Рука гладила ее волосы. Над пшеничным полем заходило солнце. Стайка птиц парила над головой, их крики эхом отдавались кругом. «Я так счастлив быть с тобой здесь», – сказал добрый голос. Она посмотрела наверх и поудобнее устроилась рядом.
– Нет, это мое воспоминание, – запротестовала Чарли.
– Нет, – вмешалась Элизабет. – Это не твое. Давай я покажу тебе, что на самом деле твое.
Началась агония, заполняя комнату звуками. Стены почернели, и струи воды потекли за занавесками. На полу, скорчившись, лежал человек, сильно сжимая что-то в руках. Когда он открыл рот, стены затряслись от горького стона.
– Кто это? – тревожно спросила Чарли. – Что он держит?
– Не узнаешь ее? – сказала Элизабет. – Это Элла. Это все, что осталось у твоего отца, когда тебя похитили.
– Что? Нет, это не Элла, – Чарли покачала головой.
– Он два месяца рыдал над дешевой куклой из магазина, – оскалилась Элизабет, будто не веря собственным словам. – Он лил на нее свои слезы, кровь и горе. Все это было очень нездоровым. Он начал относиться к ней так, словно у него все еще была дочь.
– Это мое воспоминание. Это я сидела с папой и смотрела, как заходит солнце. Мы ждали, когда появятся звезды. Это мое воспоминание, – зло сказала Чарли.
– Посмотри-ка еще раз, – велела Элизабет, снова вызывая образы в ее голове.
Рука гладила ее волосы. Над пшеничным полем заходило солнце. Стайка птиц парила над головой, и их крики эхом отдавались кругом. «Я так счастлив быть с тобой здесь», – сказал добрый голос. Он сильно прижал к себе куклу и улыбнулся, хотя по его щекам текли слезы.
– Конечно, этого ему не хватило, ведь ты должна была расти. И тогда он сделал других.

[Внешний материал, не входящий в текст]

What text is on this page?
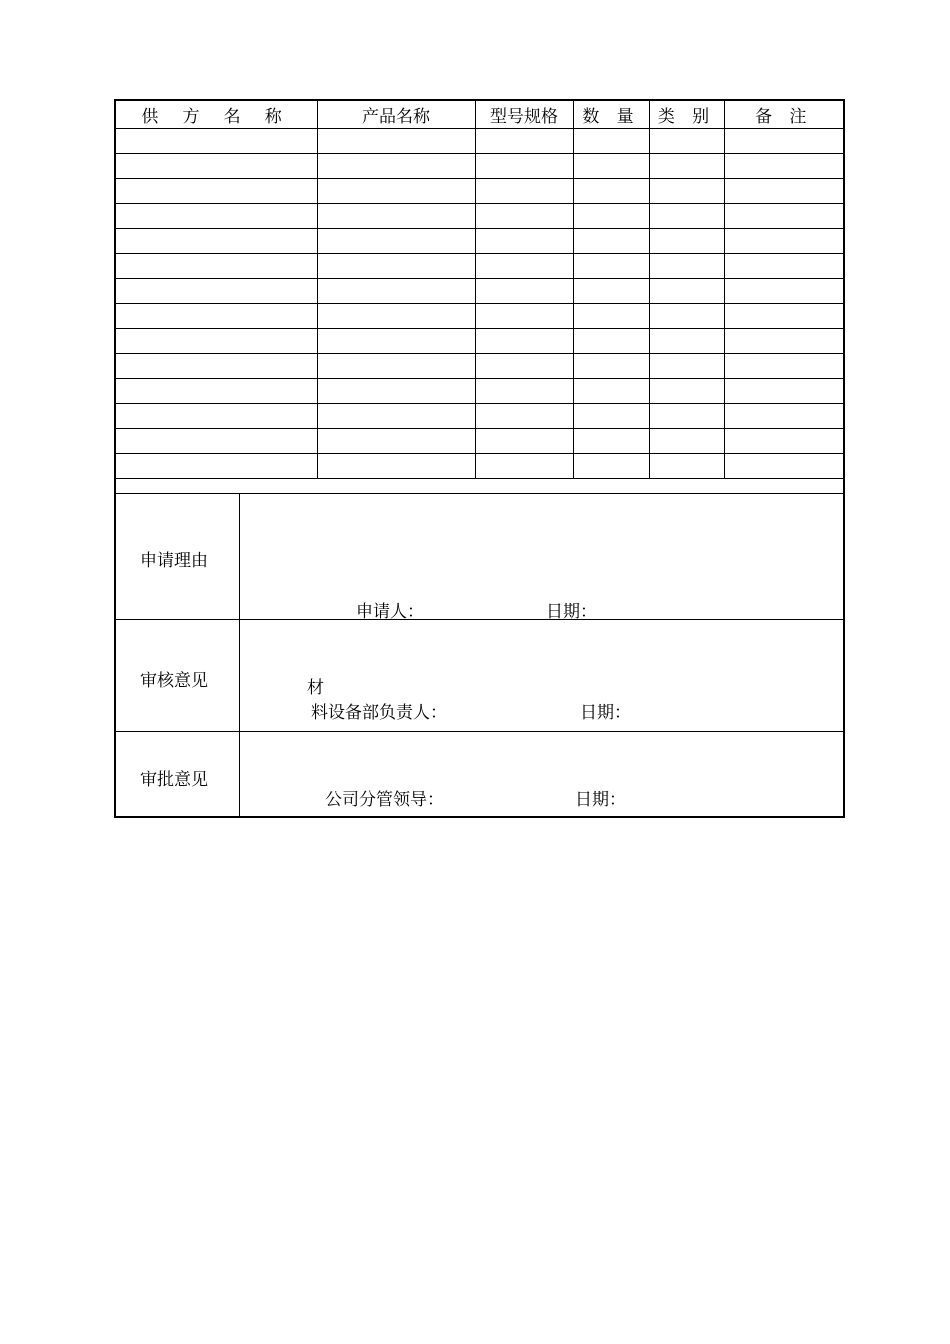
供 方 名 称	产品名称	型号规格	数 量	类 别	备 注

申请理由
申请人：	日期：
审核意见	材
料设备部负责人：	日期：
审批意见
公司分管领导：	日期：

Ее руки свисали с верстака. Суставы были достаточно прочными, чтобы выдержать небольшой вес, а глаза вышли живее, чем при прошлых попытках. Он поставил ее, вытянул ей руки и осторожно поставил на них поднос, а на поднос – чашку. Он нахмурил брови от минутной неудовлетворенности, снова и снова поворачивая медную ручку. В конце концов комната задрожала и вспыхнула. На секунду все замерло, а потом маленькая девочка посмотрела на него и улыбнулась.
– Это МОЁ воспоминание! – закричала Чарли.
– Нет, это его воспоминание, – поправила Элизабет.
– Джен, я клянусь, это не просто аниматроник. Посмотри. Она ходит и говорит.
– Конечно, она ходит и говорит, Генри, – голос Джен звучал зло. – Она ходит, поскольку все, что ты мастеришь, может ходить и говорить. Все, что ты мастеришь, может говорить! Но эта кажется такой реальной, потому что ты губишь свой рассудок этими частотами и кодами, – Джен вскинула руки в воздух.